Des candidats « déjà élus » ? 

« La question de fond est sans doute là : rien n’a changé dans ce qui fait office de société civile parce que, aussi et surtout, rien n’a changé dans la conception du pouvoir politique de ses rapports à ces organisations. Et les responsables de ces structures ne vont pas bouder leur bonheur. Eux qui se sont alignés sur tous les pouvoirs, ont soutenu toutes les décisions, se sont tus sur toutes les aberrations y compris quand elles sont de l’ordre technique qui touche au «secteur» de chacun d’eux, ont laissé passer l’orage, avant de relever la tête. En découvrant, presque surpris, qu’on attend finalement d’eux la même chose qu’avant, ils ne se sont pas encombrés d’étapes. Les voilà donc avec bien plus d’ambition, sans même mettre la retenue formelle dans la formulation de leur demande : des quotas, ils ont dit ! On peut cependant leur concéder qu’ils ne veulent que «25 à 30%» de représentation sur les listes électorales. Même pas sur la liste des élus ! Mais à quoi bon ? Puisque rien n’a changé dans leur tête, un candidat comme ils le conçoivent est… déjà un élu, non ? » Slimane Laouari. (Le Soir d’Algérie)

L’Opposition gardera-t-elle la double vie?

« Mais le statut de parti d’opposition, même s’il est d’une “opposition” assidue, et c’est le cas pour le PT, n’est pas un gage de distance avec le régime. Alors que le peuple manifestait en masse pour le départ du président inamovible, celle-ci tenait conclave avec son frère et finalement dépositaire informel mais réel de l’autorité présidentielle, pour l’aider à trouver une issue à la crise de succession dans laquelle se débattait le clan.(…)
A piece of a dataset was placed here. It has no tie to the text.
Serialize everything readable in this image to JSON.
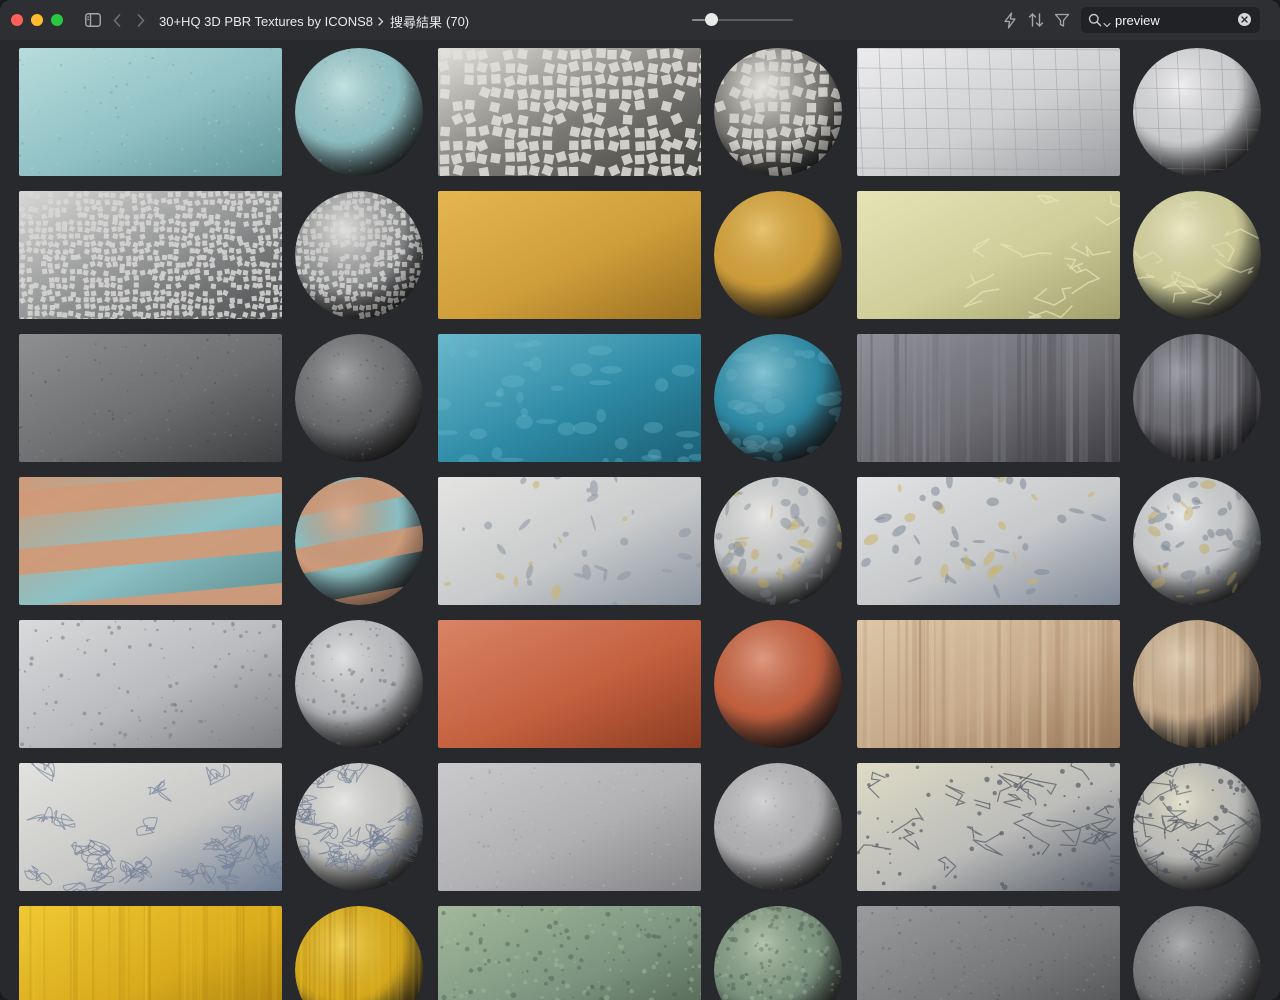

Mais, au-delà du cas Hanoune, la question est plus générale tant la pratique est répandue. Elle affecte la vie politique globale. Dans ce type de fonctionnement, les leaders de parti ont souvent une double vie : l’une, apparente, et qu’ils partagent avec leurs militants, leurs potentiels électeurs et l’opinion publique en général ; l’autre, souterraine, dans laquelle ils entretiennent un échange discret et personnalisé avec le détenteur de l’autorité, son entourage et les “décideurs”, un échange dont les enjeux et les résultats ne sont connus que de quelques initiés parmi leur entourage. Mustapha Hammouche . (Liberté)

Ce qui est différent aujourd’hui

« Le contexte et les formes de préparation suggèrent que les prochaines élections législatives seront conformes aux précédentes. Il reste qu’aujourd’hui, on est dans une société qui s’est réintéressée à la chose politique”, soutient Louisa Dris Aït Hamadouche.